Katwyk is more cheery than Noordwyk; but Noordwyk has a prettier street—indeed, in its old part there is no prettier street in Holland in the light of sunset. As Hastings is to Eastbourne, so is Katwyk to Noordwyk; Scheveningen is Brighton, Yarmouth, and Blackpool in one. A very pretty lace cap is worn at Noordwyk by villagers and visitors alike, to hold the hair against the west wind.

From Noordwyk we walked to Noordwyk-Binnen, the real town, parent of the seaside resort; and there, at a table at the side of the main street, by an avenue so leafy as to exclude even glints of the sky, we sipped something Dutch whose name I could not assimilate, and waited for the tram for Leyden. It was the greenest tunnel I ever saw. Page 94

Chapter VII

Leyden

Steam-trams—Holland for the people—Quiet Leyden—The Meermansburg—Leyden’s museums—The call of the open—Oliver Goldsmith—A view of the Dutch—“Polite Learning”—“The Traveller”—James Howell—John Evelyn and the Burgundian Jew—Colloquia Peripatetica—St. Peter’s and St. Pancras’s—The Kermis—Drinking in Holland—Poffertjes and Wafelen—America’s master.

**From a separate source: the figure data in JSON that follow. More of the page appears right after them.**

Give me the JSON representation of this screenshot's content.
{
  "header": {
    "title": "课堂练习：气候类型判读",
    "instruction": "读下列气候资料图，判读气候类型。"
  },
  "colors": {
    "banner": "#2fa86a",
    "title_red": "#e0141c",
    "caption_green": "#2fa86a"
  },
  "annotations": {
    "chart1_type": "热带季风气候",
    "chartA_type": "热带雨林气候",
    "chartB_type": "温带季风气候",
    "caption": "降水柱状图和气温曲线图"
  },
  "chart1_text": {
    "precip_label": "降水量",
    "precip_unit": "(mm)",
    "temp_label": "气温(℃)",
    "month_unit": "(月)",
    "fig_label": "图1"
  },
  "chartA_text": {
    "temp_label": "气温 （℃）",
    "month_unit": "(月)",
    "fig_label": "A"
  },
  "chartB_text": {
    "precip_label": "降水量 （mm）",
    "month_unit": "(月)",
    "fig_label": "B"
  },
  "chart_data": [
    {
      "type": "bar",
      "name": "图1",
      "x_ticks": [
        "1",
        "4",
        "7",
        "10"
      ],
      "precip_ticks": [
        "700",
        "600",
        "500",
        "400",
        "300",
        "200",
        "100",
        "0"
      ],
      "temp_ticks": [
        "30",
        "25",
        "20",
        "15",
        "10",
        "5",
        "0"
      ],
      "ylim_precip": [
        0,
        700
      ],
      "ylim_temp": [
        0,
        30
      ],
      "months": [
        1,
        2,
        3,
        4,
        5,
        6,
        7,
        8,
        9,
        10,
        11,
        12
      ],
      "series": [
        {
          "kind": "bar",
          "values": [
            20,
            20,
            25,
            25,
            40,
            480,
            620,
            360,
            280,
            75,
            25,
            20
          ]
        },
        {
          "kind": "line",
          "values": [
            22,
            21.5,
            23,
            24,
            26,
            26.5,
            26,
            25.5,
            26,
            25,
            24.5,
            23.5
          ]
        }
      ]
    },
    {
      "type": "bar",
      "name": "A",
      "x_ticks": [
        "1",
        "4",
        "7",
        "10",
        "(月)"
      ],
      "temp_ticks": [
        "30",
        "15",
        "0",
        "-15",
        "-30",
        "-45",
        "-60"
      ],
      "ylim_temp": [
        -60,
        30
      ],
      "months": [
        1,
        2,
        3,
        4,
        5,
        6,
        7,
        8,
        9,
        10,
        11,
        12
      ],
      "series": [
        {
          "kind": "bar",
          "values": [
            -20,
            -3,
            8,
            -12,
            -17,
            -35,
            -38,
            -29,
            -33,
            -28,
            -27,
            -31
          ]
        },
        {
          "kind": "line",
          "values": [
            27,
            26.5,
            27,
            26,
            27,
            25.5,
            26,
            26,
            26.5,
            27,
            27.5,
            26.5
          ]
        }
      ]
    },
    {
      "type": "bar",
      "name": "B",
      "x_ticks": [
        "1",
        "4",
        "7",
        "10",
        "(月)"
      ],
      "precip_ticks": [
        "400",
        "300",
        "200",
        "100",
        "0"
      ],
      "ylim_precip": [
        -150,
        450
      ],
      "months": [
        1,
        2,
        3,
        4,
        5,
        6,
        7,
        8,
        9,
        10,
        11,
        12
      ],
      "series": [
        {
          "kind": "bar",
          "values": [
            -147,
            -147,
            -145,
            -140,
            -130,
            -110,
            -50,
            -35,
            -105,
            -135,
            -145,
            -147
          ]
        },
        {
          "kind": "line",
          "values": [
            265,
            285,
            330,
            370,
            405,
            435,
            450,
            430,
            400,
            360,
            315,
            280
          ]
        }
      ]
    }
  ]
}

We travelled to Leyden from The Hague by the steam-tram, through cheerful domestic surroundings, past little Englishy cottages and gardens. It was Sunday morning, and the villagers of Voorburg and Voorschoten and the other little places en route were idle and gay.

In England light railways are a rarity; Holland is covered with a net-work of them. The little trains rush along the roads all over the country, while the roadside willows rock in their eddying wake. To stand on the steam-tram footboard is one very good way to see Holland. In England of course we can never have such conveniences, England being a free country in which individual rights come first. But Holland exists for the State, and such an idea as the depreciation or ruin of property by running a tram line over it has never suggested itself. It is true that when the new electric tramway between Amsterdam and Haarlem was projected, the comic papers came to the defence of outraged Nature; but they did not really mean it, as the æsthetic minority in England would have meant it. Page 95

The steam-tram journeys are always interesting; and my advice to a traveller in Holland is to make as much use of them as he can. This is quite simple as their time-tables are included in the official Reisgids. I like them at all times; but best perhaps when one has to wait in the heart of some quiet village for the other tram to come up. There is something very soothing and attractive in these sudden cessations of noise and movement in the midst of a totally strange community.